С какого-то момента пошло легче, и я могла произносить слова, не отвлекаясь на смысл.
Грамоте нас с Людо обучил мэтр Фурье. Его наняли, когда брату исполнилось восемь. Под нашей крышей он прожил два года.
Моя учёба не входила в планы, но, поскучав без Людо неделю-другую, я тоже заявилась на занятие. Не потому что хотела учиться, просто лучше скучать вместе, чем порознь. Мэтр вышвырнул меня, не слишком церемонясь. Но я не отступалась и постепенно продавила ситуацию. Учитель пожаловался отцу, а тот, вместо того чтобы разделить возмущение, неожиданно дал согласие на посещение мною уроков.

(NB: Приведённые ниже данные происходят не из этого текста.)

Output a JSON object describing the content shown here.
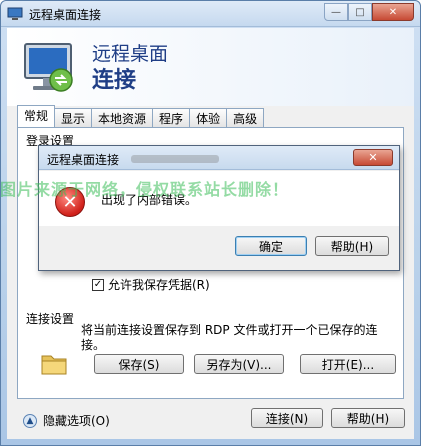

Сперва я сидела в стороне, стараясь быть как можно незаметнее – именно на таком условии меня допустили до занятий. Через пару недель переместилась поближе, потом вывела первую букву. Месяц спустя уже занималась наравне с Людо, хотя удовольствия от процесса так и не научилась получать. Брат же испытывал к учёбе глубокое отвращение. И науки отвечали взаимностью. Труднее всего ему давалось чистописание. Порой я удивлялась, глядя, с каким трудом он выводит пляшущие кособокие закорючки. Его стило[13] натужно скрипело и дёргалось, снимая восковые стружки, словно пыталось проткнуть табличку насквозь. У меня же без особых усилий выходили ровные красивые строки, даже лучше, чем у мэтра Фурье. Я не понимала, почему брату так сложно.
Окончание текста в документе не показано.